Through a combination of laziness and the simple knowledge that AI has more processing power than the human brain, we could hand over the world and every major decision in it to computers that never even sought power or control.

AI must be used to empower humankind

Instead of handing control of the world over to computers, should we not use AI to empower our own decisions?

This is the objective I have in mind whenever I think about how AI should work — and specifically, as we continue to build our full-stack AI building platform in Germany.

Humans today are constantly distracted. Our ability to focus on the important decisions in our lives is limited by the information overflow we live in, the constant distractions of our smartphones and the pressure to do more than we did yesterday. We need to hand over our most mundane tasks to AI, but always make sure this is a conscious decision.

Unfortunately, though, it looks like most companies are moving in the opposite direction. We could, of course, reverse the direction in which AI is going and remove all autonomy and reduce AI to a support role. But that’s not going to happen as long as commercial interests drive us toward full AI autonomy. Why should a Fortune 50 company not want to assume customer decision-making power, and let AI make all the buying decisions?
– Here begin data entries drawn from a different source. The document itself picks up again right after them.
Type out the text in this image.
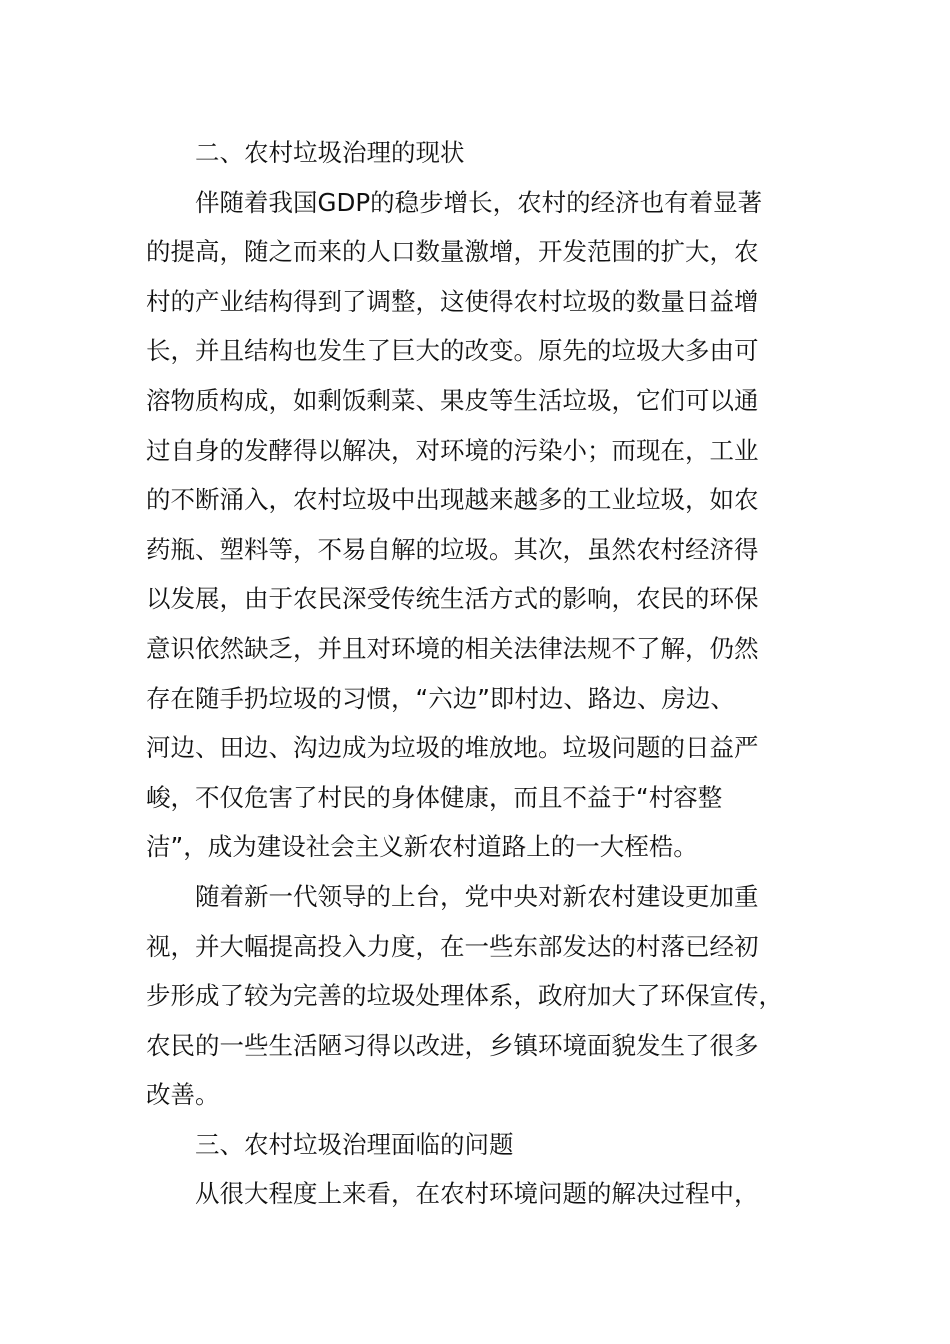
二、农村垃圾治理的现状
伴随着我国GDP的稳步增长，农村的经济也有着显著
的提高，随之而来的人口数量激增，开发范围的扩大，农
村的产业结构得到了调整，这使得农村垃圾的数量日益增
长，并且结构也发生了巨大的改变。原先的垃圾大多由可
溶物质构成，如剩饭剩菜、果皮等生活垃圾，它们可以通
过自身的发酵得以解决，对环境的污染小；而现在，工业
的不断涌入，农村垃圾中出现越来越多的工业垃圾，如农
药瓶、塑料等，不易自解的垃圾。其次，虽然农村经济得
以发展，由于农民深受传统生活方式的影响，农民的环保
意识依然缺乏，并且对环境的相关法律法规不了解，仍然
存在随手扔垃圾的习惯，“六边”即村边、路边、房边、
河边、田边、沟边成为垃圾的堆放地。垃圾问题的日益严
峻，不仅危害了村民的身体健康，而且不益于“村容整
洁”，成为建设社会主义新农村道路上的一大桎梏。
随着新一代领导的上台，党中央对新农村建设更加重
视，并大幅提高投入力度，在一些东部发达的村落已经初
步形成了较为完善的垃圾处理体系，政府加大了环保宣传，
农民的一些生活陋习得以改进，乡镇环境面貌发生了很多
改善。
三、农村垃圾治理面临的问题
从很大程度上来看，在农村环境问题的解决过程中，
Today, there’s no incentive for companies not to work on such AI use cases and there’s no legislation that would prohibit them from doing so either. Companies are already creating products that take unfair advantage of human nature by creating buying habits that are terribly hard to break for most people.

Just think about the Amazon Dash. It’s not a far stretch to believe that, someday, the customer will hand over control of pushing that button to AI. And, with that, the decision of what, and how much to buy as well.